Moody, the former Florida Atlantic signee, was the Southeastern Conference’s leading scorer in league games a season ago in his first year with the Rebels after a brief stop in junior college. Despite opposing defenses always putting their best perimeter defender on Moody — most have been throwing two defenders at him, attempting to trap the 5-foot-9 speedster to get the ball out of his hands and make somebody else beat them — he’s the conference’s leading overall scorer this season at 23.9 points per game.
“That’s what he has to do. If he doesn’t do that, we’re not going to win,” forward Sebastian Saiz said. “That’s what he does. He’s going to take all the shots that are necessary to do it. That’s his job.”
He’s doing it at a historic rate.
Moody has eclipsed the 20-point mark in 10 straight games heading into Wednesday’s game at LSU (8 p.m., ESPN2), the longest streak in program history since Gerald Glass strung together 13 such games in the late 1980s.
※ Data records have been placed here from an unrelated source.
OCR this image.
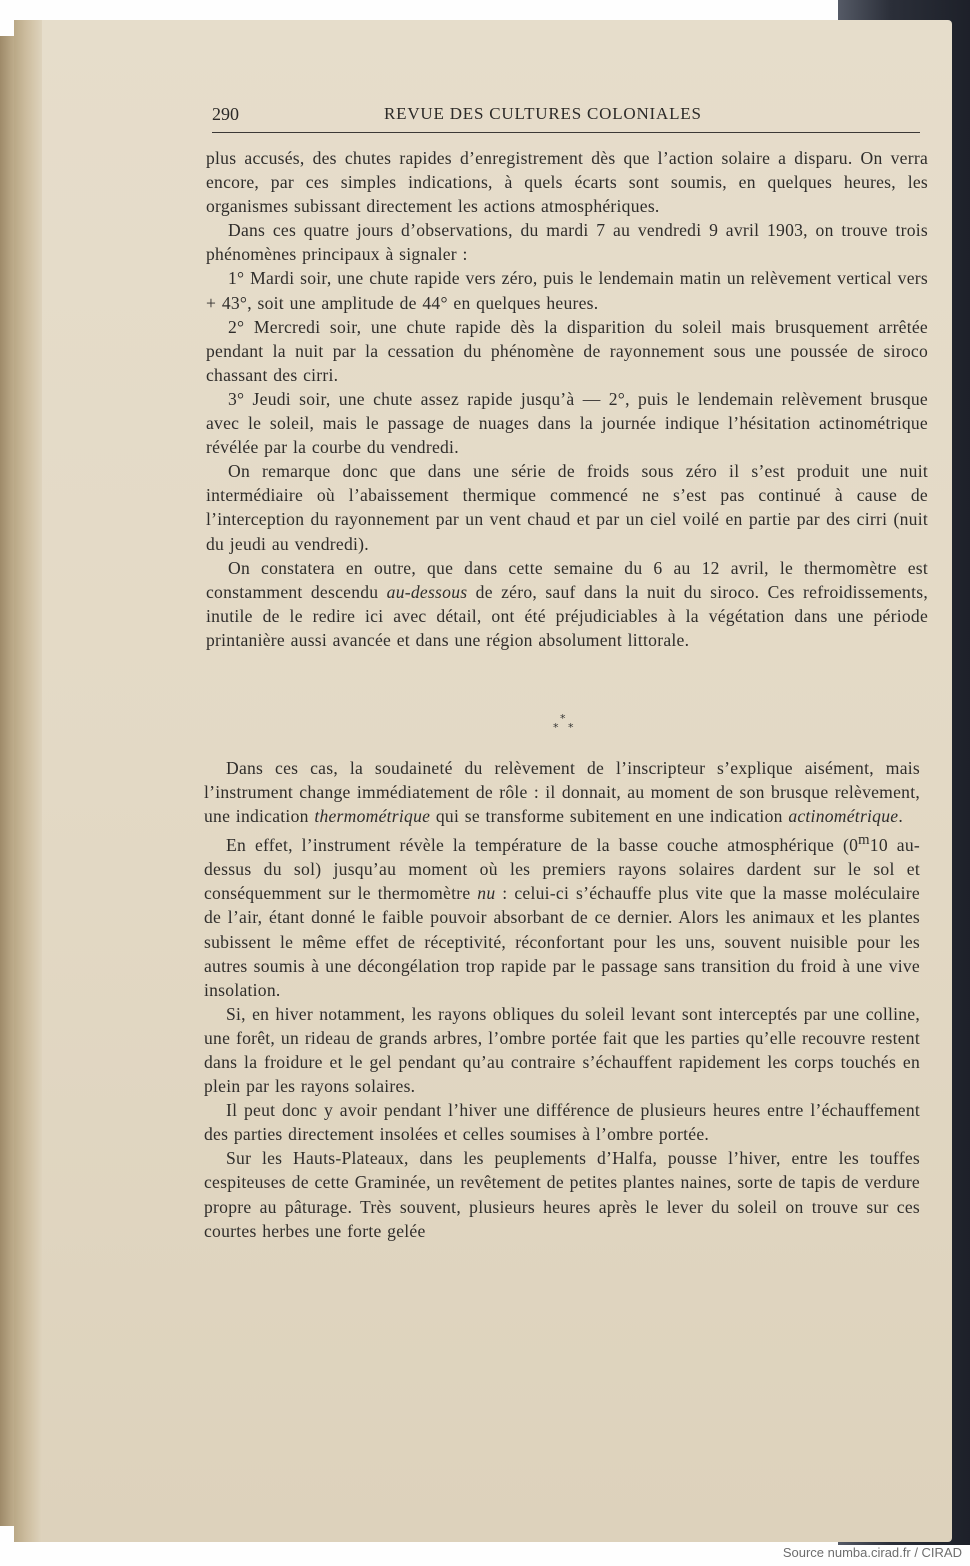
290	REVUE DES CULTURES COLONIALES

plus accusés, des chutes rapides d’enregistrement dès que l’action solaire a disparu. On verra encore, par ces simples indications, à quels écarts sont soumis, en quelques heures, les organismes subissant directement les actions atmosphériques.

Dans ces quatre jours d’observations, du mardi 7 au vendredi 9 avril 1903, on trouve trois phénomènes principaux à signaler :

1° Mardi soir, une chute rapide vers zéro, puis le lendemain matin un relèvement vertical vers + 43°, soit une amplitude de 44° en quelques heures.

2° Mercredi soir, une chute rapide dès la disparition du soleil mais brusquement arrêtée pendant la nuit par la cessation du phénomène de rayonnement sous une poussée de siroco chassant des cirri.

3° Jeudi soir, une chute assez rapide jusqu’à — 2°, puis le lendemain relèvement brusque avec le soleil, mais le passage de nuages dans la journée indique l’hésitation actinométrique révélée par la courbe du vendredi.

On remarque donc que dans une série de froids sous zéro il s’est produit une nuit intermédiaire où l’abaissement thermique commencé ne s’est pas continué à cause de l’interception du rayonnement par un vent chaud et par un ciel voilé en partie par des cirri (nuit du jeudi au vendredi).

On constatera en outre, que dans cette semaine du 6 au 12 avril, le thermomètre est constamment descendu au-dessous de zéro, sauf dans la nuit du siroco. Ces refroidissements, inutile de le redire ici avec détail, ont été préjudiciables à la végétation dans une période printanière aussi avancée et dans une région absolument littorale.

*
* *

Dans ces cas, la soudaineté du relèvement de l’inscripteur s’explique aisément, mais l’instrument change immédiatement de rôle : il donnait, au moment de son brusque relèvement, une indication thermométrique qui se transforme subitement en une indication actinométrique.

En effet, l’instrument révèle la température de la basse couche atmosphérique (0$^m$10 au-dessus du sol) jusqu’au moment où les premiers rayons solaires dardent sur le sol et conséquemment sur le thermomètre nu : celui-ci s’échauffe plus vite que la masse moléculaire de l’air, étant donné le faible pouvoir absorbant de ce dernier. Alors les animaux et les plantes subissent le même effet de réceptivité, réconfortant pour les uns, souvent nuisible pour les autres soumis à une décongélation trop rapide par le passage sans transition du froid à une vive insolation.

Si, en hiver notamment, les rayons obliques du soleil levant sont interceptés par une colline, une forêt, un rideau de grands arbres, l’ombre portée fait que les parties qu’elle recouvre restent dans la froidure et le gel pendant qu’au contraire s’échauffent rapidement les corps touchés en plein par les rayons solaires.

Il peut donc y avoir pendant l’hiver une différence de plusieurs heures entre l’échauffement des parties directement insolées et celles soumises à l’ombre portée.

Sur les Hauts-Plateaux, dans les peuplements d’Halfa, pousse l’hiver, entre les touffes cespiteuses de cette Graminée, un revêtement de petites plantes naines, sorte de tapis de verdure propre au pâturage. Très souvent, plusieurs heures après le lever du soleil on trouve sur ces courtes herbes une forte gelée

Source numba.cirad.fr / CIRAD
Former All-American Johnny Neumann has the longest known string of 20-plus point games in program history with 24, according to Ole Miss media relations.
He scored 50 points in all last week against Alabama and Georgia, and the Rebels (12-3, 2-1 SEC) needed every single one of them. Moody scored 14 of his points in the second half Thursday against the Crimson Tide to help the Rebels erase an eight-point halftime deficit for a 74-66 win before capping a comeback from 15 points down against Georgia on Saturday with a slithering layup with 3.8 seconds left to give the Rebels a 72-71 victory.
“If there’s a guy that we need to make a play, it has to be me,” said Moody, who hasn’t scored less than 13 points in a game this season. “I’m the leader of this team. I can’t just rely on other people if they’re relying on me.”
Points in different ways
Moody (358 points) has scored nearly twice as much as Saiz (187), the Rebels’ second-leading scorer, and has accounted for the nearly 32 percent of the Rebels’ offense. His shooting percentages aren’t great — 41.2 percent from the field and just 35.5 percent from 3-point range — but he’s made an SEC-best 133 trips to the free-throw line, making 115 of them.
“I always tell him, ‘Even though you’re super athletic, there’s going to be people more athletic that can play higher than you, but you can be the lowest-playing guy in the country,’” Ole Miss coach Andy Kennedy said. “That’s what I want him to be. I want him to play low, low, low. He’s unstoppable when he plays low.”
Saiz has turned in back-to-back double-doubles while Rasheed Brooks, who’s gone for 10 and 14 points in the last two games, may be turning into a consistent third option. Ole Miss will need the help to keep coming for Moody if the Rebels want to return to the NCAA Tournament for the third time in four years, but he knows he’s required to do the heavy lifting.
“I’ve got to put the weight on my shoulders and handle business,” Moody said.